For fifteen years I coached high school wrestling while working as a Senior Business Analyst for three different management consulting firms, analyzing more than 700 small businesses in that time. The combination of working with moldable, eager and energetic high school kids and then analyzing adult performance in the workplace was an incredible learning experience. Last night I went to a high school football game. By the end of the night it was 38 degrees with winds gusting up to 25 miles per hour. Just two weeks ago, we were sitting at a football game in shorts and fighting off the mosquitos. That is Minnesota. The football game featured two teams with identical 1-4 records. As the line-ups were announced, my wife noticed that the opposing team had virtually all juniors and seniors playing, while our hometown team had a great deal of sophomores starting. As the night went on, and the elements became more of a factor, you could see the urgency and immediacy of the game coming through in the team made up of juniors and seniors. Psychologically sophomores tend to believe that there is a lot of time left in their career and this is just one game. Seniors hear the clock ticking and feel the need to make the most of the opportunity that is in front of them. The game was a virtual tie until the end of the third quarter, with each team having scored two touchdowns at that point. The opposing team, the one with mostly juniors and seniors, pulled away at the end as our hometown team faded. Coincidence?
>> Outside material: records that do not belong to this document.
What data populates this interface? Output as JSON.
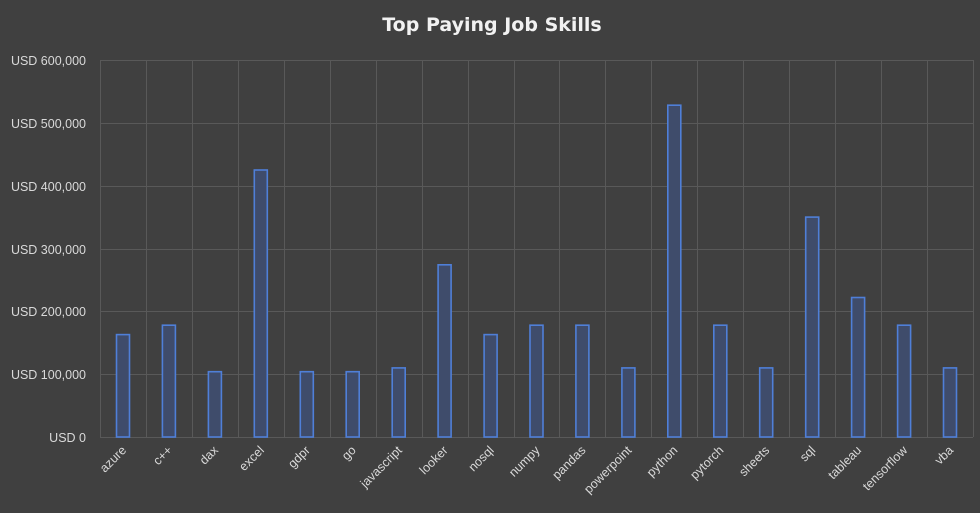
{
  "chart_data": {
    "type": "bar",
    "title": "Top Paying Job Skills",
    "xlabel": "",
    "ylabel": "",
    "categories": [
      "azure",
      "c++",
      "dax",
      "excel",
      "gdpr",
      "go",
      "javascript",
      "looker",
      "nosql",
      "numpy",
      "pandas",
      "powerpoint",
      "python",
      "pytorch",
      "sheets",
      "sql",
      "tableau",
      "tensorflow",
      "vba"
    ],
    "values": [
      163000,
      178000,
      104000,
      425000,
      104000,
      104000,
      110000,
      274000,
      163000,
      178000,
      178000,
      110000,
      528000,
      178000,
      110000,
      350000,
      222000,
      178000,
      110000
    ],
    "ylim": [
      0,
      600000
    ],
    "yticks": [
      0,
      100000,
      200000,
      300000,
      400000,
      500000,
      600000
    ],
    "ytick_labels": [
      "USD 0",
      "USD 100,000",
      "USD 200,000",
      "USD 300,000",
      "USD 400,000",
      "USD 500,000",
      "USD 600,000"
    ],
    "grid": true,
    "legend": "none",
    "colors": {
      "background": "#404040",
      "bar_fill": "#3f4c6b",
      "bar_edge": "#4f7fd8",
      "grid": "#595959",
      "text": "#d9d9d9"
    }
  }
}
The dynamic of urgency is one that is incorporated into every aspect of the Legacy Alpha program, including our unique employee incentive programs. Becoming a student of your own performance is half of the battle. Having the ability to be honest with yourself as to what you learn when you take a discerning look at your business is the other half. Having a 27 year perspective on the sports teams of our hometown, I have noticed that there is always talk of the class or the group that is coming up. "Look how good we are going to be" is the mantra. Those teams never seem to achieve the success when they get their shot, but there is always a class coming behind them that will be "the class". Lesson: if you can't perform with the team you have, it is unlikely that you will achieve success with the team you wish you had, or may have in the future.
In business, it very easy to wish for the past or look to the future, but the bottom line of today will be enhanced by leveraging the tools and people you have to work with today. Are you energizing every member of your team to do the best job possible today? If they are failing, is it their failure or the failure of management? Being a student of your business's performance starts by establishing benchmarks or a series of "should be's". Performance is relative and very specific to your situation. If you want the most out of your employees, they need to know what is expected of them, where they are in relation to those expectations and what's in it for them when they exceed those expectations. Notice I did not say "if they exceed those expectations". They always do when expected to and incented properly. When you put an ordinary employee into a structured, goal oriented environment, you will get extraordinary employees. If you are waiting for that "better employee" to come along, chances are they will never arrive. If you treat your current employees like they are the ones you have always waited for, chances are they won't disappoint you.